Excédé par ce que vivait sa famille après les visites de GUY MASCRES au CAMP-EST, EMILE WANANIJE voulut se rendre directement au haut-commissariat de NOUMEA, en tant que frère de JOSEPH. En effet étant militaire français, celui-ci avait été envoyé au TCHAD et au LIBAN pendant les heures sombres de ces pays. Il possédait donc une certaine expérience en la matière, mais étant donné son caractère assez vif, c'est son
beau-frère SINYEUE SINYEUE qui se rendit à sa place au haut-commissariat de la république en NOUVELLE-CALEDONIE.Parvenu dans les locaux du B.E.L., il demanda au personnel en place de faire cesser immédiatement les intimidations dont faisait l'objet la famille WANANIJE.
Les choses rentrèrent dans l'ordre par la suite.
J.W : Vers les mois de septembre / octobre 1993 ( la date est facilement vérifiable ), ROSINE STREETER accompagnée de mon père me rendirent visite grâce à un permis exceptionnel.

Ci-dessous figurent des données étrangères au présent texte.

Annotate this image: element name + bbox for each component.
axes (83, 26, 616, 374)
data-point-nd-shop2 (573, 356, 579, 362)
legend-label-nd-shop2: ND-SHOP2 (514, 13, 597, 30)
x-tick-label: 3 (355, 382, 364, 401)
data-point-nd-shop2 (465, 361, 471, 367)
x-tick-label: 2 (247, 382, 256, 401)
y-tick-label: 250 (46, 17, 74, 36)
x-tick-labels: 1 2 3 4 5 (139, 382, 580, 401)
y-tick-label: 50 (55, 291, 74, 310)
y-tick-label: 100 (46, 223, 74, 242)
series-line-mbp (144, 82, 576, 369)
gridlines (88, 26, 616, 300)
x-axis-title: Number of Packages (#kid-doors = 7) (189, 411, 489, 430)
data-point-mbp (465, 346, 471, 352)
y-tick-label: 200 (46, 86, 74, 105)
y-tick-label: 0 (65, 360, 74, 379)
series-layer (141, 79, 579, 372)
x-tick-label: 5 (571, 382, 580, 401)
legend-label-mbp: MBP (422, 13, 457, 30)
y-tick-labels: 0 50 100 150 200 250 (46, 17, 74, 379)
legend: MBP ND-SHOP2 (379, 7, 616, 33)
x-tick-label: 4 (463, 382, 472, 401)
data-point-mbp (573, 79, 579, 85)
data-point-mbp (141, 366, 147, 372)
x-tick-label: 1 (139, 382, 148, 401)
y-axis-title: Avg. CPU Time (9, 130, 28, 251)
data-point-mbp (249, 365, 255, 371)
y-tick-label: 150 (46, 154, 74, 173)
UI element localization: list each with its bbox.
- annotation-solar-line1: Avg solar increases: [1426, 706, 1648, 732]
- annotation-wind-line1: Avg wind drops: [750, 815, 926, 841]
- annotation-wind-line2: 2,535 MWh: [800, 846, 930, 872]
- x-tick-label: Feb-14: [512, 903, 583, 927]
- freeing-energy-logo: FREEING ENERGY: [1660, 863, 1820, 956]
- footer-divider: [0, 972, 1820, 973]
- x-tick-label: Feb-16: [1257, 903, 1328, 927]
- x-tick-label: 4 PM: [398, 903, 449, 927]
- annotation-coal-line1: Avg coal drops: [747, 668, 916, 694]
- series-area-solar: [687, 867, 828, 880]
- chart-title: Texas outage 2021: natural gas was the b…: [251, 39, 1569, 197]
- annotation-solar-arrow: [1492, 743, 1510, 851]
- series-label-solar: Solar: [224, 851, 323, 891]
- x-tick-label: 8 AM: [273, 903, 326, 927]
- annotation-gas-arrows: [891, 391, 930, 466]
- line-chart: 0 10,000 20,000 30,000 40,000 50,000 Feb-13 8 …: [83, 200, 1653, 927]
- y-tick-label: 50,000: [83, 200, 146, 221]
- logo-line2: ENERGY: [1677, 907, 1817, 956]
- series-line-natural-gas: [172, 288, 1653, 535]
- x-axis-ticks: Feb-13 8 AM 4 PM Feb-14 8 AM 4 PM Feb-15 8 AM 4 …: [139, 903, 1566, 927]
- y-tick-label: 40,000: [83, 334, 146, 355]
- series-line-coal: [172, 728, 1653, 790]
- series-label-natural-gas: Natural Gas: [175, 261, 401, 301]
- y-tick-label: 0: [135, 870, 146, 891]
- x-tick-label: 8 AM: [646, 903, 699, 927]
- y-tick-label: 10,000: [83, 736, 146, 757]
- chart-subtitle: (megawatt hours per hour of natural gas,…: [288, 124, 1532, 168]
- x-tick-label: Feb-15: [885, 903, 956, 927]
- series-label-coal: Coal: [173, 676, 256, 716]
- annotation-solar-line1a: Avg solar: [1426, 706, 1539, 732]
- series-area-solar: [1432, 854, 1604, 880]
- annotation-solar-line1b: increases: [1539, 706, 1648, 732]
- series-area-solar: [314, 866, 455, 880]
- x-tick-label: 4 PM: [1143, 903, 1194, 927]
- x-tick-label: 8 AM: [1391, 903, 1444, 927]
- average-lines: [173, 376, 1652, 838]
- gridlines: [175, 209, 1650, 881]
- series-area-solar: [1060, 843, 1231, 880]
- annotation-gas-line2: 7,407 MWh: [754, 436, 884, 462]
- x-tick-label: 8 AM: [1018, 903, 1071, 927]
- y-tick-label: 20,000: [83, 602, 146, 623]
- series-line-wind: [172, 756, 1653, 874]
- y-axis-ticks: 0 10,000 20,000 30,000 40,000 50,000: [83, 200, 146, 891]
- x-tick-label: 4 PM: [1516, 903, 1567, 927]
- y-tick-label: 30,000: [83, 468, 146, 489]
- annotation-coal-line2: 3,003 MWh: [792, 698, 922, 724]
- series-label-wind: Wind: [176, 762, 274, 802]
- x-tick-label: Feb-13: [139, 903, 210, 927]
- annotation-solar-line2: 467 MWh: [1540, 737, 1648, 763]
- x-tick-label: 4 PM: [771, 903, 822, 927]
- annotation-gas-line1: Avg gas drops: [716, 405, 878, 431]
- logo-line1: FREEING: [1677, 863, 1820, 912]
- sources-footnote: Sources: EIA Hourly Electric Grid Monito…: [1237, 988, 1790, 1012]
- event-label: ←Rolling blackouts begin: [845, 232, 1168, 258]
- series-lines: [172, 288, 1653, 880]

Au cours de la discussion, celle-ci me déclara :
" JOSEPH, fais attention ! Le juge QUINIO s'en va et FRANCK WAHUZUE rentre la nuit au tribunal pour lire tes déclarations sur l'attentat de RICHARD KALOÏ, avec la complicité de FOTE TROLUE...
Deux personnes les ont vus... ".
Je dois préciser que j'étais au courant de cela et pour tester cette rumeur, j'avais changé le sens de mes déclarations. Peu de temps après, même mon père était au courant de ce changement et il m'avait dit lors d'une visite hebdomadaire : " Ne change pas tes déclarations ! ".
Durant l'instruction, j'avais signalé ce fait grave au juge d'instruction JEAN-LUC QUINIO chargé de mon dossier. ( FOTE TROLUE est un magistrat du tribunal de NOUMEA ).
NOTE SUPPLEMENTAIRE
Le jour où JOSEPH WANANIJE a été averti par ROSINE STREETER est facilement vérifiable : Il eut deux parloirs dans la même journée, ce qui est réglementairement impossible au CAMP-EST !
Les relations ambiguës unissant le magistrat FOTE TROLUE et FRANCK WAHUZUE sont explicitées dans la note supplémentaire de la lettre du 03 décembre 1994. Celle-ci avait été adressée au procureur YVES LEBOURDON.